Another way of interpreting m: The initial distribution of the 1s and 0s in the hot/cold pools is max entropic subject to a constraint on sum-o-meters, the number of 1s in each. The solution to the max entropy optimization problem comes with some terms called Lagrange multipliers, one for each constraint. In this setting, they represent how much a marginal 1 adds or removes from the entropy (read: log number of microstates compatible with the macrostate.) In standard statistical mechanics, this multiplier is the inverse temperature of the system. Quantitatively, $\frac{1}{T_{H}} = - l o g \frac{p_{h}}{(1 - p_{h})} = 2$ , and similarly for the cold pool, $\frac{1}{T_{C}} = - l o g \frac{p_{c}}{(1 - p_{c})} \approx 3.17$ . The traditional thermodynamic efficiency measure is, for each 1 removed from the hot pool, we can extract $1 - \frac{T_{C}}{T_{H}}$ 1’s of work. Plugging in our numbers, that quantity is ~ $0.37$ or $\frac{1}{2.7}$ .

How does that square up with our microstates vs macrostates? Letting $n$ be $10^{6}$ , solving for $m$ in $(0.2 * n - (m + 1)) * (\frac{n}{(0.1 * n + m)}) - (\frac{n}{(0.2 * n)}) * (\frac{n}{(0.1 * n)}) = 0$ by shoving it into Wolfram Alpha, we get…well, the computation timed out, but if we set $n = 1000$ and accept that the result is going to be approximate…it also times out. But this time produces a plot! Which, if we inspect, does say that $m \approx 1.7$ , and so $\frac{1}{m + 1}$ (number of 1s we can move to the work pool for each 1 moved to the cold pool) is the ~same as the standard thermodynamic limit, and should be exactly the same in the limit of n.

Measurement

Suppose the assumptions needed for the Second Law apply, but we don’t know how many microstates are compatible with each macrostate - or even know much about the microstates or their behavior at all, other than reversibility. But we can measure macroscopic stuff, and set up macroscopic experiments.

In that case, we can use the Second Law along with experiments to back out information about the number of microstates compatible with each macrostate.

One Piston

As a starting point: let’s say we have some air in a piston. There are various (macroscopic) operations we can perform on the piston to change the air’s macrostate, like expanding/compressing or heating/cooling at reasonable speeds, and we find experimentally that those macroscopic operations have deterministic results - so the Second Law applies.

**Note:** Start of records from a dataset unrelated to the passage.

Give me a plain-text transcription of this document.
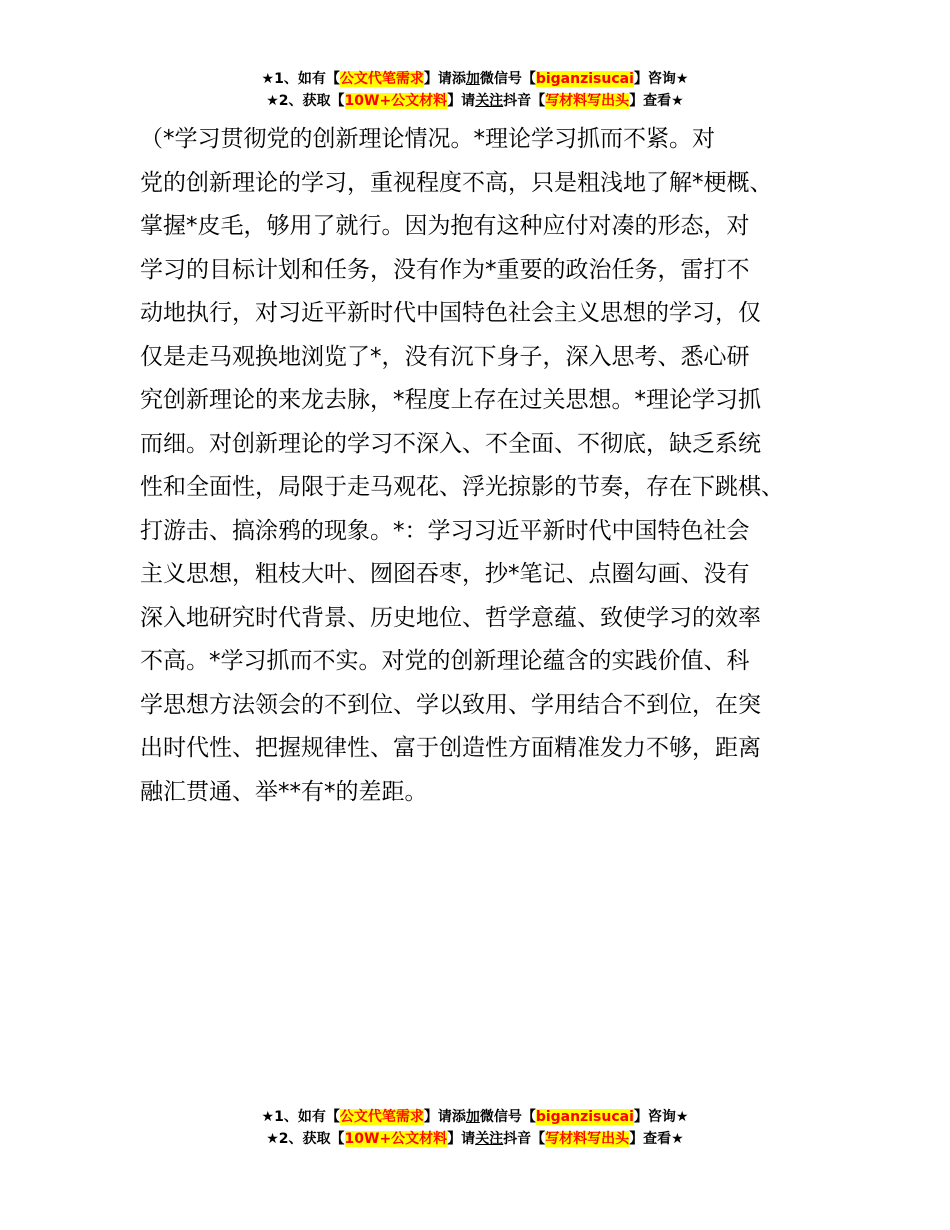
★1、如有【公文代笔需求】请添加微信号【biganzisucai】咨询★
★2、获取【10W+公文材料】请关注抖音【写材料写出头】查看★
（*学习贯彻党的创新理论情况。*理论学习抓而不紧。对
党的创新理论的学习，重视程度不高，只是粗浅地了解*梗概、
掌握*皮毛，够用了就行。因为抱有这种应付对凑的形态，对
学习的目标计划和任务，没有作为*重要的政治任务，雷打不
动地执行，对习近平新时代中国特色社会主义思想的学习，仅
仅是走马观换地浏览了*，没有沉下身子，深入思考、悉心研
究创新理论的来龙去脉，*程度上存在过关思想。*理论学习抓
而细。对创新理论的学习不深入、不全面、不彻底，缺乏系统
性和全面性，局限于走马观花、浮光掠影的节奏，存在下跳棋、
打游击、搞涂鸦的现象。*：学习习近平新时代中国特色社会
主义思想，粗枝大叶、囫囵吞枣，抄*笔记、点圈勾画、没有
深入地研究时代背景、历史地位、哲学意蕴、致使学习的效率
不高。*学习抓而不实。对党的创新理论蕴含的实践价值、科
学思想方法领会的不到位、学以致用、学用结合不到位，在突
出时代性、把握规律性、富于创造性方面精准发力不够，距离
融汇贯通、举**有*的差距。
★1、如有【公文代笔需求】请添加微信号【biganzisucai】咨询★
★2、获取【10W+公文材料】请关注抖音【写材料写出头】查看★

Now let’s make sure the system is well-insulated, then attach a weight to the piston, like this:

… and then pull the piston slightly past its equilibrium point and release it, so the weight bounces up and down as though it’s on a spring.

Let’s assume that:

We’ve insulated the system well, so it has no relevant interactions with the rest of the world
Friction turns out to be low (note that this is experimentally testable), so the piston “bounces” to about-the-same-height each cycle for a while.
The microstate’s relationship to the macrostate stays the same over time (i.e. in our earlier notation, $g_{t}$ is the same for all $t$ ).
We’re willing to sweep any issues of approximation under the rug for now, as physicists are wont to do.

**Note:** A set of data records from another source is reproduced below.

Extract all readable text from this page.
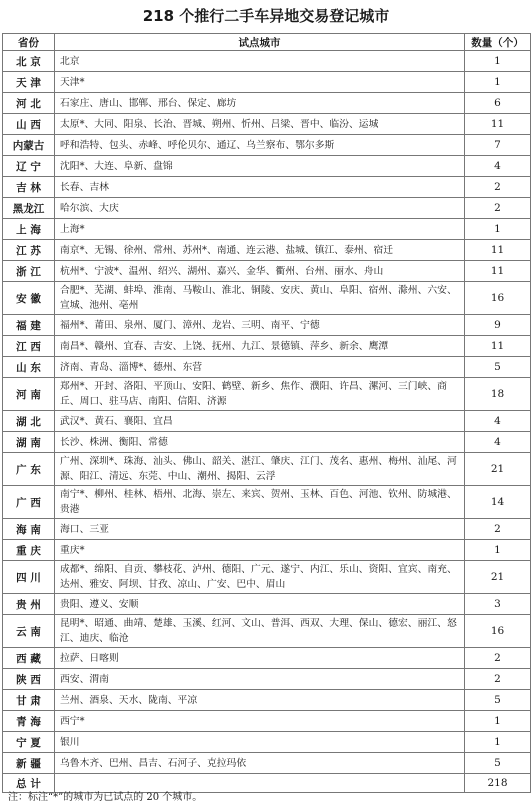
218 个推行二手车异地交易登记城市
省份	试点城市	数量（个）
北 京	北京	1
天 津	天津*	1
河 北	石家庄、唐山、邯郸、邢台、保定、廊坊	6
山 西	太原*、大同、阳泉、长治、晋城、朔州、忻州、吕梁、晋中、临汾、运城	11
内蒙古	呼和浩特、包头、赤峰、呼伦贝尔、通辽、乌兰察布、鄂尔多斯	7
辽 宁	沈阳*、大连、阜新、盘锦	4
吉 林	长春、吉林	2
黑龙江	哈尔滨、大庆	2
上 海	上海*	1
江 苏	南京*、无锡、徐州、常州、苏州*、南通、连云港、盐城、镇江、泰州、宿迁	11
浙 江	杭州*、宁波*、温州、绍兴、湖州、嘉兴、金华、衢州、台州、丽水、舟山	11
安 徽	合肥*、芜湖、蚌埠、淮南、马鞍山、淮北、铜陵、安庆、黄山、阜阳、宿州、滁州、六安、宣城、池州、亳州	16
福 建	福州*、莆田、泉州、厦门、漳州、龙岩、三明、南平、宁德	9
江 西	南昌*、赣州、宜春、吉安、上饶、抚州、九江、景德镇、萍乡、新余、鹰潭	11
山 东	济南、青岛、淄博*、德州、东营	5
河 南	郑州*、开封、洛阳、平顶山、安阳、鹤壁、新乡、焦作、濮阳、许昌、漯河、三门峡、商丘、周口、驻马店、南阳、信阳、济源	18
湖 北	武汉*、黄石、襄阳、宜昌	4
湖 南	长沙、株洲、衡阳、常德	4
广 东	广州、深圳*、珠海、汕头、佛山、韶关、湛江、肇庆、江门、茂名、惠州、梅州、汕尾、河源、阳江、清远、东莞、中山、潮州、揭阳、云浮	21
广 西	南宁*、柳州、桂林、梧州、北海、崇左、来宾、贺州、玉林、百色、河池、钦州、防城港、贵港	14
海 南	海口、三亚	2
重 庆	重庆*	1
四 川	成都*、绵阳、自贡、攀枝花、泸州、德阳、广元、遂宁、内江、乐山、资阳、宜宾、南充、达州、雅安、阿坝、甘孜、凉山、广安、巴中、眉山	21
贵 州	贵阳、遵义、安顺	3
云 南	昆明*、昭通、曲靖、楚雄、玉溪、红河、文山、普洱、西双、大理、保山、德宏、丽江、怒江、迪庆、临沧	16
西 藏	拉萨、日喀则	2
陕 西	西安、渭南	2
甘 肃	兰州、酒泉、天水、陇南、平凉	5
青 海	西宁*	1
宁 夏	银川	1
新 疆	乌鲁木齐、巴州、昌吉、石河子、克拉玛依	5
总 计		218
注：标注“*”的城市为已试点的 20 个城市。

Then: by the Second Law, the number of microstates compatible with the macrostate cannot decrease over time. But the system is regularly returning to the same macrostate, which always has the same number of microstates compatible with it (because $g_{t}$ stays the same over time). So the number of microstates compatible with the macrostate can’t increase over time, either - since it would have to come back down as the macrostate returns to its starting value each cycle.

We conclude that the number of microstates consistent with the macrostate is constant over time - i.e. all the macrostates which the piston is cycling through, as it oscillates, have the same number of microstates. In this experiment, our macrostate would be e.g. the pressure and temperature of the air, and we’d find that they both move along a curve as the piston “bounces”: when more compressed, the pressure and temperature are both higher, and when less compressed, the pressure and temperature are both lower. That gives us a curve in pressure-temperature space, representing all the macrostates through which the piston moves over its cycle:

The red curve represents the (P, T) states through which the gas moves over the cycle.

Our main conclusion is that all the macrostates on that line have the same number of compatible microstates; the line is an “iso-entropy” curve (or “isentropic curve” for short).

If we repeat this experiment many times with different initial temperatures and pressures, then we can map out whole equivalence classes of macrostates of the air in the piston, i.e. many such lines. Each line runs through macrostates which all have the same number of microstates compatible with them.

So we don’t know how many microstates are compatible with the macrostates on each line, but we at least know which macrostates have the same number of microstates.

We can do better.

More Pistons

Key observation: if I have two pistons, and I insulate them well so that there are no relevant interactions between their microstates (other than the interactions mediated by the macrostates), then the number of joint microstates compatible with the joint macrostate of the two pistons is the product of the number of microstates of each piston compatible with its macrostate separately.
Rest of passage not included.